If we are choosing between models $M \in \{A, B\}$, we could compute evidence for each of them
$$P(D|M) = \int P(D|\theta, M) P(\theta|M) d\theta$$
and then argue that the model that maximizes it is superior.
I have several complex models that are hard to optimize and I look at a sequence of values $P(D|\theta_t, \alpha, M) \ , \ t \in [0, T)$ for each model $M$ with hyperparameters $\alpha$ over many iterations. Maximum evidence in principle says that I want to have reasonable data posteriors for any choice of $\theta$ for my model $M$, is there some kind of value that states that even for higher values of $t$ for any choice of $\alpha$ if $\theta$ is optimized according to gradient descent, evidence is still okay. Some bastard child of Lyapunov stability and evidence.
I mean, of course I can come up with one myself (like, integral of evidence over time), but that most likely be pretty useless, so I wonder if there is some already established measure of stability of statistical models like this.
To make it clear, I am looking for a value that I am going to estimate empirically, I am not building some sort of theoretical derivation regarding properties of these models.
If you take $\hat{\theta_M} = \max_{\theta_t}P[D|\theta_t,\alpha,M]$ you would just be getting the MLE for $\theta$ under model $M$.
If I followed what you were saying, you were suggesting that you could approximate the evidence by $P[D|\hat{\theta_M},M]$. Supposing that the data did come from model $M$, then the MLE is asymptotically consistent for $\theta^*$, the true parameter value, and would give that model a large amount of weight.
Supposing that you estimated $\hat{\theta_M}$ for a model $M$, with density $f_M(x|\theta)$, which was incorrect, with data distributed according to some other distribution with density g: $D \sim g$.
In that situation, the model converges to the parameter that minimizes the KL divergence from the true model.
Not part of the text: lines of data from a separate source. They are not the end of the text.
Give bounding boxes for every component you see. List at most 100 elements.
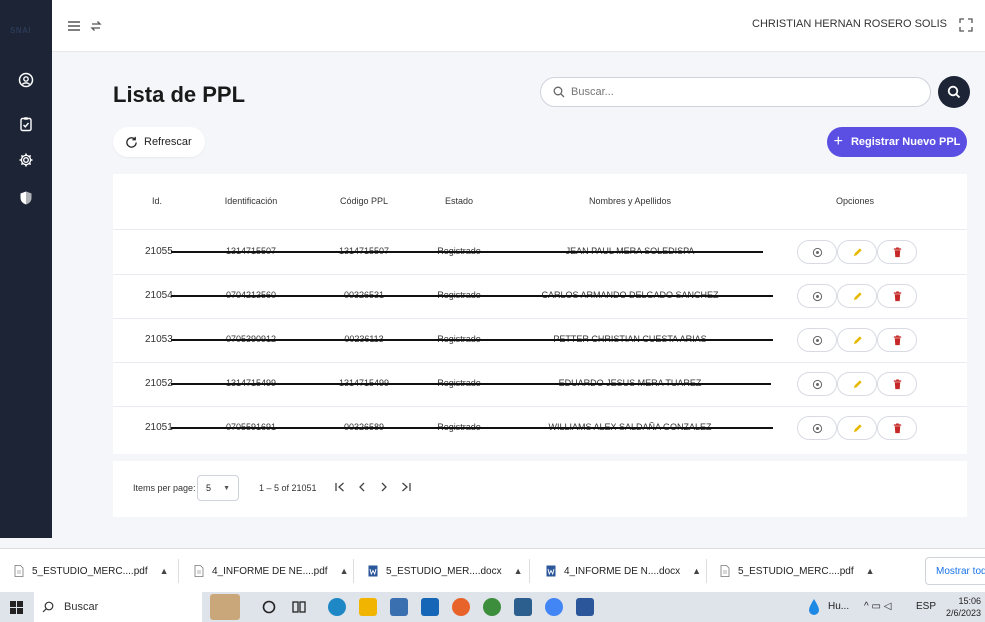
search-icon: [42, 601, 54, 613]
download-item[interactable]: 4_INFORME DE N....docx ▲: [546, 549, 701, 593]
search-button[interactable]: [938, 76, 970, 108]
menu-toggle-button[interactable]: [65, 18, 83, 34]
edit-button[interactable]: [837, 416, 877, 440]
edge-icon[interactable]: [328, 598, 346, 616]
pdf-file-icon: [14, 565, 24, 577]
last-page-button[interactable]: [399, 479, 413, 495]
items-per-page-label: Items per page:: [133, 483, 196, 493]
page-range-label: 1 – 5 of 21051: [259, 483, 317, 493]
chrome-icon[interactable]: [483, 598, 501, 616]
pdf-file-icon: [194, 565, 204, 577]
refresh-button[interactable]: Refrescar: [113, 127, 205, 157]
table-header: Id. Identificación Código PPL Estado Nom…: [113, 174, 967, 230]
animal-photo-icon: [210, 594, 240, 620]
weather-label[interactable]: Hu...: [828, 601, 849, 612]
search-icon: [553, 86, 565, 98]
windows-start-icon[interactable]: [10, 601, 23, 614]
eye-icon: [812, 247, 822, 257]
column-header-identificacion[interactable]: Identificación: [225, 196, 278, 206]
paginator: Items per page: 5 ▼ 1 – 5 of 21051: [113, 461, 967, 517]
column-header-codigo[interactable]: Código PPL: [340, 196, 388, 206]
search-input[interactable]: [571, 86, 891, 98]
pencil-icon: [853, 379, 862, 388]
downloads-bar: 5_ESTUDIO_MERC....pdf ▲ 4_INFORME DE NE.…: [0, 548, 985, 592]
sidebar-item-security[interactable]: [0, 184, 52, 212]
task-view-icon[interactable]: [290, 598, 308, 616]
edit-button[interactable]: [837, 328, 877, 352]
mail-icon[interactable]: [421, 598, 439, 616]
word-icon[interactable]: [576, 598, 594, 616]
previous-page-button[interactable]: [355, 479, 369, 495]
view-button[interactable]: [797, 284, 837, 308]
view-button[interactable]: [797, 416, 837, 440]
download-item[interactable]: 4_INFORME DE NE....pdf ▲: [194, 549, 349, 593]
column-header-id[interactable]: Id.: [152, 196, 162, 206]
show-all-downloads-button[interactable]: Mostrar todo: [925, 557, 985, 585]
chevron-up-icon[interactable]: ▲: [514, 566, 523, 576]
download-item[interactable]: 5_ESTUDIO_MER....docx ▲: [368, 549, 523, 593]
swap-view-button[interactable]: [87, 18, 105, 34]
chevron-up-icon[interactable]: ▲: [866, 566, 875, 576]
download-name: 5_ESTUDIO_MERC....pdf: [32, 565, 148, 577]
sidebar-item-profile[interactable]: [0, 66, 52, 94]
weather-icon[interactable]: [808, 598, 820, 616]
chevron-up-icon[interactable]: ▲: [692, 566, 701, 576]
language-indicator[interactable]: ESP: [916, 601, 936, 612]
fullscreen-icon[interactable]: [959, 18, 973, 32]
sidebar-item-settings[interactable]: [0, 146, 52, 174]
delete-button[interactable]: [877, 416, 917, 440]
user-name[interactable]: CHRISTIAN HERNAN ROSERO SOLIS: [752, 18, 947, 30]
page-size-select[interactable]: 5 ▼: [197, 475, 239, 501]
download-item[interactable]: 5_ESTUDIO_MERC....pdf ▲: [14, 549, 169, 593]
first-page-button[interactable]: [333, 479, 347, 495]
clock[interactable]: 15:06 2/6/2023: [935, 595, 981, 619]
cell-id: 21054: [145, 290, 173, 301]
last-page-icon: [402, 482, 411, 492]
chevron-up-icon[interactable]: ▲: [340, 566, 349, 576]
edit-button[interactable]: [837, 240, 877, 264]
clipboard-icon: [20, 117, 32, 132]
chrome-profile-icon[interactable]: [545, 598, 563, 616]
view-button[interactable]: [797, 328, 837, 352]
pencil-icon: [853, 247, 862, 256]
word-file-icon: [546, 565, 556, 577]
edit-button[interactable]: [837, 372, 877, 396]
plus-icon: +: [833, 133, 843, 150]
redaction-line: [171, 295, 773, 297]
pencil-icon: [853, 291, 862, 300]
store-icon[interactable]: [390, 598, 408, 616]
cell-id: 21055: [145, 246, 173, 257]
sidebar: SNAI: [0, 0, 52, 538]
chevron-up-icon[interactable]: ▲: [160, 566, 169, 576]
redaction-line: [171, 339, 773, 341]
delete-button[interactable]: [877, 284, 917, 308]
eye-icon: [812, 379, 822, 389]
delete-button[interactable]: [877, 372, 917, 396]
table-row: 21051 0705591691 00326589 Registrado WIL…: [113, 407, 967, 451]
next-page-button[interactable]: [377, 479, 391, 495]
file-explorer-icon[interactable]: [359, 598, 377, 616]
register-new-ppl-button[interactable]: + Registrar Nuevo PPL: [827, 127, 967, 157]
column-header-estado[interactable]: Estado: [445, 196, 473, 206]
taskbar-search[interactable]: Buscar: [34, 592, 202, 622]
delete-button[interactable]: [877, 328, 917, 352]
cortana-icon[interactable]: [260, 598, 278, 616]
firefox-icon[interactable]: [452, 598, 470, 616]
view-button[interactable]: [797, 240, 837, 264]
download-item[interactable]: 5_ESTUDIO_MERC....pdf ▲: [720, 549, 875, 593]
caret-down-icon: ▼: [223, 485, 230, 492]
tray-icons[interactable]: ^ ▭ ◁: [864, 601, 891, 612]
shield-icon: [20, 191, 32, 205]
sidebar-item-records[interactable]: [0, 110, 52, 138]
pencil-icon: [853, 335, 862, 344]
view-button[interactable]: [797, 372, 837, 396]
column-header-nombres[interactable]: Nombres y Apellidos: [589, 196, 671, 206]
download-name: 5_ESTUDIO_MERC....pdf: [738, 565, 854, 577]
search-icon: [947, 85, 961, 99]
delete-button[interactable]: [877, 240, 917, 264]
app-icon[interactable]: [514, 598, 532, 616]
edit-button[interactable]: [837, 284, 877, 308]
app-logo: SNAI: [10, 26, 32, 35]
table-row: 21053 0705390912 00236113 Registrado PET…: [113, 319, 967, 363]
search-field[interactable]: [540, 77, 931, 107]
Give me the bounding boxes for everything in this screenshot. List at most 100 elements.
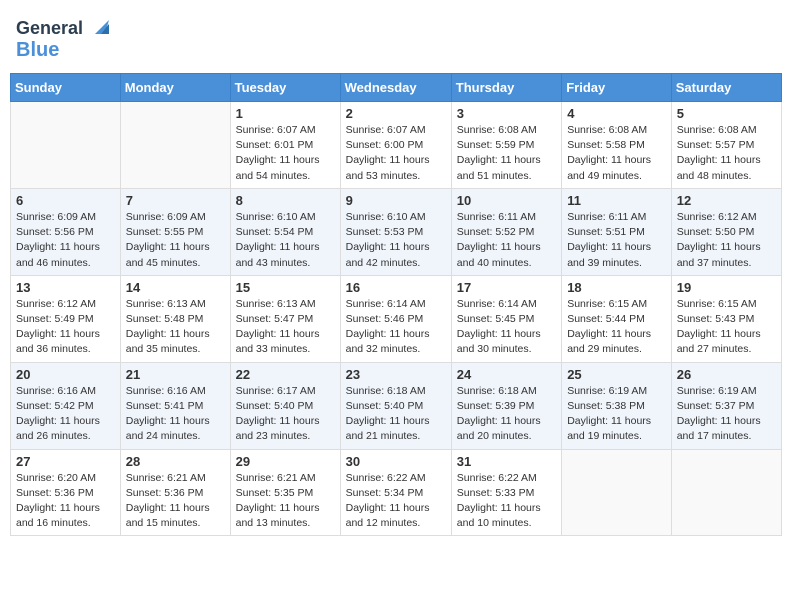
calendar-cell: 31 Sunrise: 6:22 AMSunset: 5:33 PMDayligh…: [451, 449, 561, 536]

That is
\begin{equation} \hat{\theta}_M = \min_{\theta} KL(g||f_M(x|\theta)) = \min_{\theta} E_g[\textrm{log}\frac{f_M(x|\theta)}{g(x)}] = \min_{\theta} E_g[\textrm{log}f_M(x|\theta)] \end{equation}
Asymptotically speaking, because as $n\rightarrow \infty $ $P[||\hat{\theta}_M -\theta^*||\geq ||\hat{\theta}_{MLE} -\theta^*||]\rightarrow 1$ you would expect that for large enough $n$ if $M_1$ is the true model, and you estimate $\hat{\theta}_{M_1}$ and $\hat{\theta}_{M_2}$, then $P[D|\hat{\theta}_{M_1},M_1] > P[D|\hat{\theta}_{M_2},M_2]$ because the KL divergence is only totally minimized when the probability distributions are equal.
Ignoring finite sample stuff, I guess a good question to ask would be if $P[\max_{M}P[D|\hat{\theta}_M,M] = M^*]\overset{P_{M^*}}{\rightarrow}1$. That is, if you'll get the right model with an infinite amount of data.